Nel caso in esame, a fronte della precisa indicazione, comunicata col preavviso di rigetto (25.9.2008), della circostanza ostativa all’accoglimento dell’istanza (“i fabbricati accessori all’abitazione […] non risultavano essere stati realizzati alla data del 31.12.1993”; all. 14 ric.), il ricorrente si è limitato a richiamare l’art. 2 dell’atto di compravendita concernente il locale a uso caldaia, ma non ha addotto alcun elemento relativo alla tettoia a uso box.
Sicché del tutto comprensibilmente, nel provvedimento finale, l’amministrazione ha rilevato come le osservazioni non avessero “fornito elementi nuovi all’istruttoria”.
Di qui, l’infondatezza della censura.
Quanto al decorso del termine massimo per la conclusione dell’iter, e precisato che non rilevano i riferimenti agli artt. 2 e 20 l. n. 241/90 in ragione della specialità della disciplina delle norme sul condono edilizio, va detto che l’art. 35 l. n. 47/85 (cui, tra gli altri, fa rinvio l’art. 39 l. n. 724/94) – ai sensi del quale “[…] decorso il termine perentorio di ventiquattro mesi dalla presentazione della domanda, quest’ultima si intende accolta ove l’interessato provveda al pagamento di tutte le somme eventualmente dovute a conguaglio ed alla presentazione all’ufficio tecnico erariale della documentazione necessaria all’accatastamento […]” – è inteso da condivisibile giurisprudenza nel senso che il silenzio assenso “presuppone la realizzazione di tutte le condizioni prescritte dalla legge per conseguire il titolo abilitativo, non essendo possibile per silentium ottenere più di quanto sarebbe possibile ottenere con un provvedimento espresso” (così di questa Sez., ex plur., la sent. 7 agosto 2020, n. 9073, con riferimento alla l. n. 724/1994; v. anche, da ultimo, Cons. Stato, sez. VI, 20 maggio 2021, n. 3904, e giurispr. ivi richiamata: “il silenzio assenso su una domanda di condono edilizio può formarsi solo in presenza di tutti i requisiti, formali e sostanziali, per l’accoglimento della stessa”).

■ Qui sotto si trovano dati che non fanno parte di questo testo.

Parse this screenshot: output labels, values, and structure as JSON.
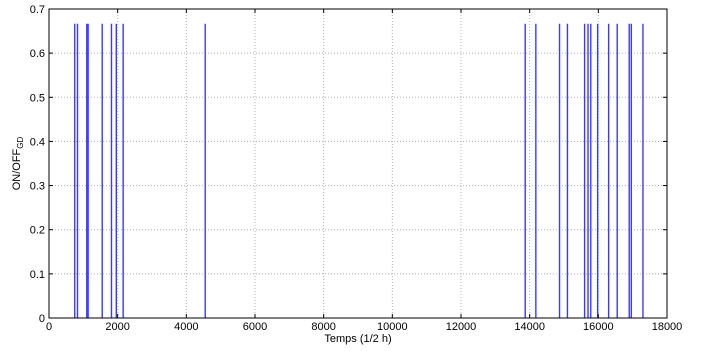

In assenza della prova della realizzazione delle opere prima del 31.12.1993 non avrebbe potuto pertanto formarsi il silenzio assenso sull’istanza di sanatoria.
5. In considerazione di quanto sin qui osservato, il ricorso è infondato e va respinto (potendo essere al contempo disattesa l’istanza di c.t.u., reiterata dal ricorrente nella memoria del 28.4.2021, par. 10, anche per verificare l’esistenza degli “accessori” anteriormente al 1993, in quanto la c.t.u. “non è un mezzo di prova, ma un mero strumento di ausilio del giudice per valutare la prova già acquisita giusta l’opera delle parti”, sicché “è precluso supplire con essa alle carenze in punto di onere di allegazione e prova”; v. di questo Tribunale, sez. III-ter, la sent. 11 luglio 2017, n. 8211).